Sandarkan Hidup Pada Tumpukan Sampah

Sandarkan Hidup Pada Tumpukan Sampah
0 Komentar

Kisah Pilu Keluarga Pemulung Tak Dapat Bansos Covid-19

Di timur ibu kota DKI Jakarta—Kota Bekasi dikenal menjadi kawasan terbesar pengolahan dan pembuangan sampah. Di sana, tak terhitung berapa kepala manusia yang menyambung hidup dari gundukan sampah.

ARIF NALDHY, Kota Bekasi

NINGSIH (37) bersama sang suami bernama Rohmat (40) sudah 10 tahun hidup dikelilingi oleh sampah. Yang menglilinginya itu pula yang menjadi sumber penghidupan keluargaanya. Rohmat sang suami adalah satu darisekian pemulung yang setiap hari mencari sampah-sampah ekonomis untuk dijual kembali ke pengepul. Dari sampah yang ia kumpulkan setiap hari dia menghidupi Ningsi dan tiga anak mereka: Naman (18), Alfia (10) dan si bungsu Nazwa (3). “Sudah 10 tahun lebih saya tinggal di sini, sudah biasa seperti ini,” kata Ningsih yang matanya menyorot tumpukan sampah di sekitar dia, kemarin (23/6).
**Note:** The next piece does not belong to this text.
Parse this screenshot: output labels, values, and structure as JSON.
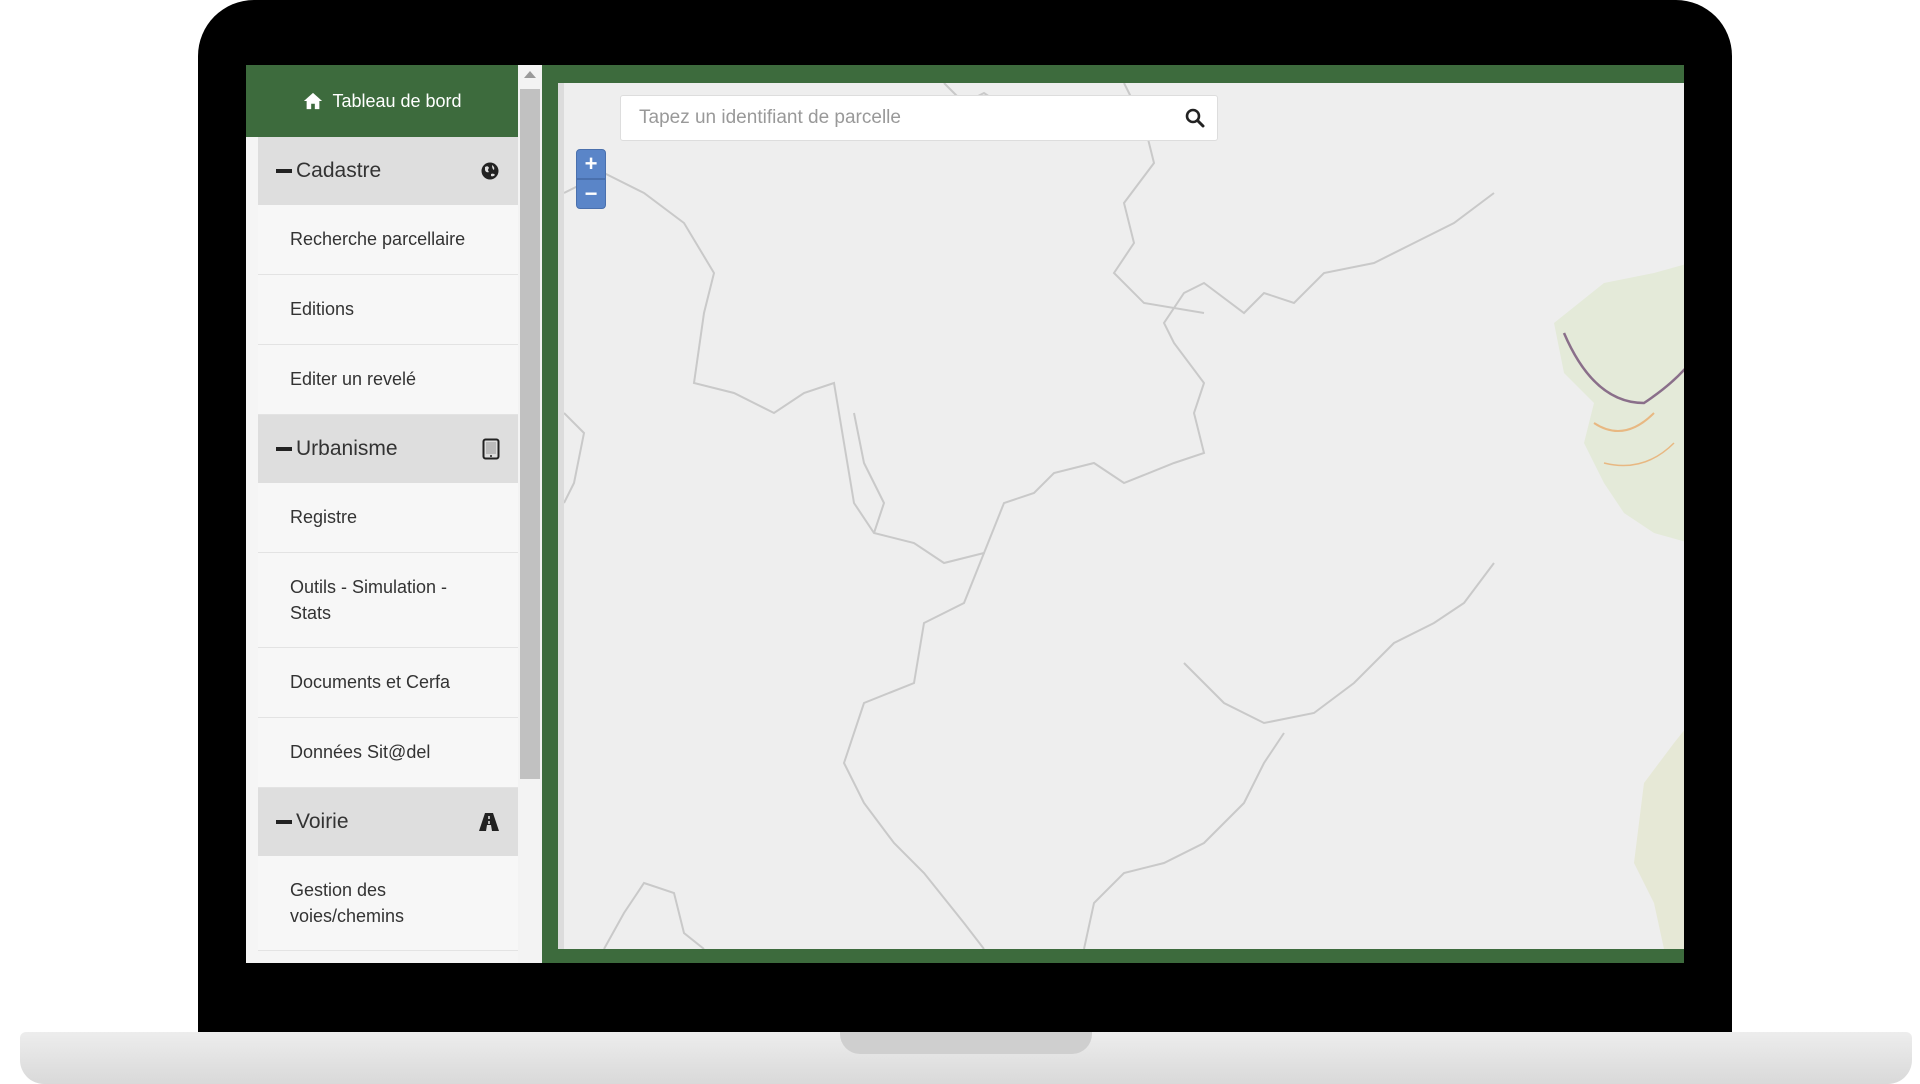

Bau yang setiap hari dicium sudah bukan menjadi alasan mengeluh. Sejak 10 tahun lalu memutuskan tinggal di sana, ia sudah menginsyafi—hidungnya akan akrab dengan segala penciuman yang bagi sebagian orang menjengkelkan: bau tak sedap sampah. “Kalau makan ya seada-adanya saja, ya yang penting bisa makan tidak kelaparan,” imbuhnya

Biasanya sang suami bisa membawa uang tak kurang dari Rp 80 ribu per hari. Ia rasa sudah cukup untuk menyambung hidup besok hari untuk dia dan ketiga anaknya. Jika pun tak cukup, ia cukup-cukupkan.
Namun, pandemi covid-19 yang per kemarin sudah hampir menularkan ke 50 ribu jiwa di Indonesia tak hanya membuat loyo-koplo pemain bisnis besar—juga buruh yang diperkjakannya. Tapi juga pemulung di sini. Di timur ibu kota negara.
Serangan pandemi mengobrak-abrik harga jual rongsokan atau sampah yang punya nilai jual. Plastik—botol mineral yang bioasanya bisa dijual seribu rupaih per kilo. Sekrang hanya laku lima ratus perak saja.
“Sehari suami saya itu bawa pulang uang Rp 80 ribu, tapi sekarang penghasilan berkurang, kerja nyari rongsok bawa uang paling Rp 40 ribu, karena harganya sekarang turun,” ungkap Ningsih.
Ningsih pun bercerita, selama pandemi menjalar di Kota Bekasi, tidak ada satu pun bantuan dari pemerintah yang tiba di gubuknya. Ribut-ribut tidak tepat sasaran di wilayah lain soal bansos, kata dia, tak terjadi di wilayah gubuk pemulung. Karena memang semuanya tak dapat bantuan.